Era un día cualquiera de invierno, de esos en los que hay que tener una buena razón para estar en la calle. El tibio consuelo de los rayos de sol se había desvanecido apenas unos minutos antes.
Apreté el paso. No era consciente del universo a mi alrededor, tan solo de los coches al cruzar una calle principal y del viento frío que castigaba mis mejillas y mi nariz.

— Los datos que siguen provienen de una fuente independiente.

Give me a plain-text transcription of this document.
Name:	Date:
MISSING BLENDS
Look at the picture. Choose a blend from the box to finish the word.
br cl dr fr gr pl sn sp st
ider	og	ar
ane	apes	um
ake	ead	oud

Cuando llegué a su casa tuve que quitarme un guante para llamar al timbre del portal. Una voz de mujer contestó y respondí con un simple -Soy yo-. Entré y una bocanada de olor a verdura cocida me abofeteó. Al menos, dentro, la temperatura no era tan baja.
En el 3ºA me esperaba una puerta abierta (entornada más bien) y pasé sin llamar. Hacía calor y me quité el abrigo. Crucé el pasillo para llegar al salón, donde ella me esperaba. Miraba una copa de vino tinto mientras le daba vueltas -Este vino tiene una lágrima preciosa- dijo, y añadió sin levantar la mirada -Sírvete una copa-.
Obedecí, por última vez.
Lo que a continuación sucedió no voy a transcribirlo, porque fue lo mismo de siempre. Cuando las palabras se utilizan como armas, causan heridas tan profundas que ni siquiera otras palabras pueden curarlas.
Desde aquel día, el frío me recuerda aquella tarde. Odio el dolor sutil pero profundo que me causa. Aborrezco sobre todo, el silencio que lo llena todo cuando nieva. Ella se marchó y mi corazón anhela el calor.